Assignment 3 Solutions

Part of the homework for 22C:112, Spring 2009
by Douglas W. Jones
THE UNIVERSITY OF IOWA Department of Computer Science

Always, on every assignment, please write your name legibly as it appears on your University ID and on the class list! All assignments will be due at the start of class on the day indicated (usually a Friday). The only exceptions to this rule will be by advance arrangement unless there is what insurance companies call "an act of God" - something outside your control. Homework must be turned in on paper and in class! Late work may be turned in to the teaching assistant's mailbox, but see the late work policy. Never push late work under someone's door!

Background: The Unix fork mechanism assumes that each process has its own address space, so that a forked process can be created by duplicating the memory of the original.
Consider a system whith no memory protection, where all memory could be addressed by any process, with no restrictions. Obviously this system would be insecure, but ignore that.
a) When a process is forked, would it be necessary to copy the code? In answering this, you may find it useful to consider each type of address that might be embedded in the code. (0.5 points)

Code may contain absolute addresses of variables. If the variables are copied to a new location, the absolute addresses, must be edited, and therefore, the code in which those addresses are embedded must be duplicated.

b) When a process is forked, what kind of relocation is required? Assume that the stack contains local variables and return addresses, assume that there are local variables that point to linked lists, trees etc. For simplicity, you can assume that each process has its own heap for allocation of dynamic data structures. Do not worry about feasibility, worry hear about what would be needed. (0.5 points)

All absolute addresses of material that is duplicated in the process must be relocated to point to the new location. This includes all pointers embedded in data structures, all return addresses (pointing to code that is duplicated) and all addresses of variables embedded in the code.

c) Now, discuss what information the operating system would need to fork a process. (0.5 points)

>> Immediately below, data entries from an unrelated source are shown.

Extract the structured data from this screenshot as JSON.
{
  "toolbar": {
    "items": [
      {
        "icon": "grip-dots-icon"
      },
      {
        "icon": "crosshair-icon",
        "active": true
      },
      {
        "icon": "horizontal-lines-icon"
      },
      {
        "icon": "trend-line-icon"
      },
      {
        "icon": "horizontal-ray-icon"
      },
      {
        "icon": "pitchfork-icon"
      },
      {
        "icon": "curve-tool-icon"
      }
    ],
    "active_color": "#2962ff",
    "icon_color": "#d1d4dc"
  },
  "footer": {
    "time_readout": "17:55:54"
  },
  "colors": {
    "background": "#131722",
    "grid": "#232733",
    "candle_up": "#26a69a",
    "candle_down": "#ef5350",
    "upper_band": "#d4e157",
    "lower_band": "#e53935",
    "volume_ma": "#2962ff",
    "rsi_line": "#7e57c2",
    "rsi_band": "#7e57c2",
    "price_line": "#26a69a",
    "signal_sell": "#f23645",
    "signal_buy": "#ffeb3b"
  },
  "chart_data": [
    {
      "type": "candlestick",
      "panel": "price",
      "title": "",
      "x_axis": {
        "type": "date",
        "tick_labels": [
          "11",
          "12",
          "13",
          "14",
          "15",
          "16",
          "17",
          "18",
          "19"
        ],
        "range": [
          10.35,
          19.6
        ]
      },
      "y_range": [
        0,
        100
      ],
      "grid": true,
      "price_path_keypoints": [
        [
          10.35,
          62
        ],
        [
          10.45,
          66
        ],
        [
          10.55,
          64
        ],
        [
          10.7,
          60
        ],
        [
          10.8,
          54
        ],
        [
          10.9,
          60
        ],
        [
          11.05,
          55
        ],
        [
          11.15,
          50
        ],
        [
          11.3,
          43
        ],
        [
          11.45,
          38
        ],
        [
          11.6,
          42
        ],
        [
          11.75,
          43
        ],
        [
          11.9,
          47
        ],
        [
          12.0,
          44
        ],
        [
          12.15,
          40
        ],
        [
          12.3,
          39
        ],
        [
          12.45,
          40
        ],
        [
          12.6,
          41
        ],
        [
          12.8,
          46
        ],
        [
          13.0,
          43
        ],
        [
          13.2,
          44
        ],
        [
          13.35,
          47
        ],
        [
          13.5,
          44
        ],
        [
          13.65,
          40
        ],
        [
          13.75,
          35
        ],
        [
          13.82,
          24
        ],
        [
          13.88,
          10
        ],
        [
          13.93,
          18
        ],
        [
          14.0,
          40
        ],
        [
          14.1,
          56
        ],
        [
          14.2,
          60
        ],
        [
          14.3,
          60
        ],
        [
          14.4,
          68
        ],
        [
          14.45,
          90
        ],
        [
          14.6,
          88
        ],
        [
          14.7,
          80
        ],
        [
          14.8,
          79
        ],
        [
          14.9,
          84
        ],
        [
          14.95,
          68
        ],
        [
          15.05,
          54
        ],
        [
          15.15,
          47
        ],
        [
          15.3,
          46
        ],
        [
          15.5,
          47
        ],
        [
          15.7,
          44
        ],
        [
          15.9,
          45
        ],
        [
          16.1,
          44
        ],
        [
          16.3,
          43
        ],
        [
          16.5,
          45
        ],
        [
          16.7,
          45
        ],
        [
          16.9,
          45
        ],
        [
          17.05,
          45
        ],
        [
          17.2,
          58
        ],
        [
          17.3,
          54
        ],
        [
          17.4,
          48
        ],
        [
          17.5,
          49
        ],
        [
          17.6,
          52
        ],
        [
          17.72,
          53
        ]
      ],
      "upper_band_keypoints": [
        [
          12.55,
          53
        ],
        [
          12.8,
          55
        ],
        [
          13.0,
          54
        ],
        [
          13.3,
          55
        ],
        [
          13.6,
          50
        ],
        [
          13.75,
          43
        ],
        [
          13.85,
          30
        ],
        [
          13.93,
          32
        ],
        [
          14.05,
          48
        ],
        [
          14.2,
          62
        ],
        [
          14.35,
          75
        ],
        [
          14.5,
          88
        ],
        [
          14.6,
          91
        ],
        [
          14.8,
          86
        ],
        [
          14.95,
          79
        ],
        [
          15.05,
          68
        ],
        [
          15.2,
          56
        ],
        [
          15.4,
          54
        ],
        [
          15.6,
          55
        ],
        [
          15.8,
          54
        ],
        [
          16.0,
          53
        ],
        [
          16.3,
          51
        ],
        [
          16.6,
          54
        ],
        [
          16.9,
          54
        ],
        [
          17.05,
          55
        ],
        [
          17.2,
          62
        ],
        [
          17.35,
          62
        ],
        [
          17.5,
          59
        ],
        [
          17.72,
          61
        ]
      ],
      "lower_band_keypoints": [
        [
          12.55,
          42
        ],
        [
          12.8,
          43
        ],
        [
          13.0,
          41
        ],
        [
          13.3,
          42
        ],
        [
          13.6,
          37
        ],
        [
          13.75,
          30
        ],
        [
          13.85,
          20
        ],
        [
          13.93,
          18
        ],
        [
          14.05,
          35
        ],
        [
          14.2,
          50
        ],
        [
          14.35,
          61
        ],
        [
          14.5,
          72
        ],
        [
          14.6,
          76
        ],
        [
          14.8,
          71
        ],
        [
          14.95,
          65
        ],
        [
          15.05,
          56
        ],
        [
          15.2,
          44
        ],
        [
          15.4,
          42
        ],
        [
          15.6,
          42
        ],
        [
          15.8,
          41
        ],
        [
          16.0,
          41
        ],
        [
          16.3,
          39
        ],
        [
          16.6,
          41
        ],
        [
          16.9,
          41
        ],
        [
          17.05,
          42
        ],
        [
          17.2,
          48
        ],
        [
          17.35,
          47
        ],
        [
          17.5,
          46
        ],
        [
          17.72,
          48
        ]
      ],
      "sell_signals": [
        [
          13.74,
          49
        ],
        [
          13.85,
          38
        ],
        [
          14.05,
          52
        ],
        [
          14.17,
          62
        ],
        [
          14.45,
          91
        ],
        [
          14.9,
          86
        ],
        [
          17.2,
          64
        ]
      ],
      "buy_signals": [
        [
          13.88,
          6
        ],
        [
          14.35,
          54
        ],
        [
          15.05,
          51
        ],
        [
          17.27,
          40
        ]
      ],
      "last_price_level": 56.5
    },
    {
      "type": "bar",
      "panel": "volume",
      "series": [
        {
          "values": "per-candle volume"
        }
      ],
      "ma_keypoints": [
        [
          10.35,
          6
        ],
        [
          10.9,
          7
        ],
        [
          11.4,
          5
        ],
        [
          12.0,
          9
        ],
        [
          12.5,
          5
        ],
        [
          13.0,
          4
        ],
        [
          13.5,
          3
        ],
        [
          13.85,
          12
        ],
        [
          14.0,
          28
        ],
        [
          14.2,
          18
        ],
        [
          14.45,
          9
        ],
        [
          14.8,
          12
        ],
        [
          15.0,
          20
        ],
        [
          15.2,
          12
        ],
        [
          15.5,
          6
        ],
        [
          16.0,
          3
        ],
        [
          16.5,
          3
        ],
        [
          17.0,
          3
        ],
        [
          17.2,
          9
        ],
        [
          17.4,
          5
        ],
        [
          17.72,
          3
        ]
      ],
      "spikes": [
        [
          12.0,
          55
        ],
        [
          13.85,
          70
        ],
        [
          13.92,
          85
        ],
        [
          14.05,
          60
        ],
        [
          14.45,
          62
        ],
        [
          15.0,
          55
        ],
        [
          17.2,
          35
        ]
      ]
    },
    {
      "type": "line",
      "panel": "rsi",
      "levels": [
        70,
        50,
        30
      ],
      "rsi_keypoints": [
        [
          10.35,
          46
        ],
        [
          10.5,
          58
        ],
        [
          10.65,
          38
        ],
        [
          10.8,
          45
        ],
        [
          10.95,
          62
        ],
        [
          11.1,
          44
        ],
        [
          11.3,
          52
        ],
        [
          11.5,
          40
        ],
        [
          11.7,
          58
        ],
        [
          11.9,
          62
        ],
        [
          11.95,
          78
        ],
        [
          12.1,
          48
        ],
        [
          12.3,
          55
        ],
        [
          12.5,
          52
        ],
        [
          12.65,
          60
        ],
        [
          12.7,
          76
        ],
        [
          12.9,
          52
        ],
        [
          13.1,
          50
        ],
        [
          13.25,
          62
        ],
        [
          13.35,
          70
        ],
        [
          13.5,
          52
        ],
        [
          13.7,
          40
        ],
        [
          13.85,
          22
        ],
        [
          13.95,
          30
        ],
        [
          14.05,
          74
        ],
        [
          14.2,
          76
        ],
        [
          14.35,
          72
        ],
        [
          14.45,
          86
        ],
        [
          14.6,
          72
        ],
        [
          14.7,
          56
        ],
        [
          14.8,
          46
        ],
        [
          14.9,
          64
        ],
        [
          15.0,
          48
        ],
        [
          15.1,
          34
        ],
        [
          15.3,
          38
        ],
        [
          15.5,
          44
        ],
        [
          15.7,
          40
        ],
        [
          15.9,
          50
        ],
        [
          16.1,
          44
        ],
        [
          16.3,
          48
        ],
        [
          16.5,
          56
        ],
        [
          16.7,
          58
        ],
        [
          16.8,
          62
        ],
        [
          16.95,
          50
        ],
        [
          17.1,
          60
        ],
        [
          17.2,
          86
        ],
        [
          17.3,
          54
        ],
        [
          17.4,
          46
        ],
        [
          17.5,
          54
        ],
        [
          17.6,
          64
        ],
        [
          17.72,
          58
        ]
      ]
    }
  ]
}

For each process, there would need to be some kind of description allowing the system to find all the addresses in the code and data. Perhaps a bit-vector with one bit per address in the process indicating which addresses contain addresses.
Background: Consider trying to design a better program launching mechanism than the exec() services of Unix. Specifically, focus on the goal of a general parameter passing mechanism. Our goal is to eliminate the odd idea that the parameters to the main program must be text strings, as described by argv and argc in the C/Unix model. Ideally, what we want is the ability to pass any mix of data types to a main program, just as we can do so within a program.
Suppose we wanted to write a main program that looked like main( int a; char b; widget c) We cannot just call newexec( myprogram, a, b, c), where a, b and c have the appropriate types, because newexec() does not know the types of these parameters.
a) First, we need a way to specify the parameters in the calling environment. We will need to call our new newexec() service with a parameter list that describe the parameters to be passed. Suggest appropriate parameters for newexec() to describe these parameters. (0.5 points)

Imagine, for example newexec( argc, argv, argt ... ) where argc gives the argument count, argv gives the addresses of all the arguments, and argt gives the types. This would be easy for a short list of built in types such as char, int, long int, but the problem is, any short list of types is uninteresting. What we really want, for each argument, is a description of its type, including not only the types of the primitive components, but also how they are arranged in arrays, structures, etc. This would require, for each parameter, a full type description.

b) Second, we need a way for the called program to check that the parameters passed were the right type. If the result is that the called program does not look like main( int a; char b; widget c), as we had hoped, do not be too worried so long as it is possible, in theory, to translate such a high-level specification of the main program interface into your new scheme. (0.5 points)

There are two basic classes of solution. One is to have each binary file associated with a vector of type descriptions (the same kind of data structure suggested for argt in part a). In this case, the system would check the correctness of the types and then pass an array of pointers to the arguments as the receiving program's argv.
The second solution would be to pass the raw data provided by the caller to the new program, and leave it to the new program to make sense of things. In this case, the system library would most likely be augmented with routines the program could call to check that the parameters were of the desired types. This is more flexible than the first alternative, but for most applications, more cumbersome.

c) Finally, consider the consequence of this for the command language. The Unix model of an array of strings made it fairly easy to write a shell. Suggest how the syntax of a shell might allow specification of parameters of a variety of types. (0.5 points)

If we go with a system-mandated affix on each binary file, the shell could read this and use it as instructions for parsing the command line arguments. If we go with letting the receiving program take whatever it gets, then we need a self-evident syntax the shell can use to let it construct arbitrary types. This would be easy for simple types such as char and int, where there are reasonably self-evident notations, but we would need notations for constructing arrays and records that allowed arbitrary parameter types to be constructed.
Note that we need these notations for the system affix also, but in that case, the program being launched tells what it expects, directing the parsing of the parameter list. In the second case, the parameter list must completely describe itself.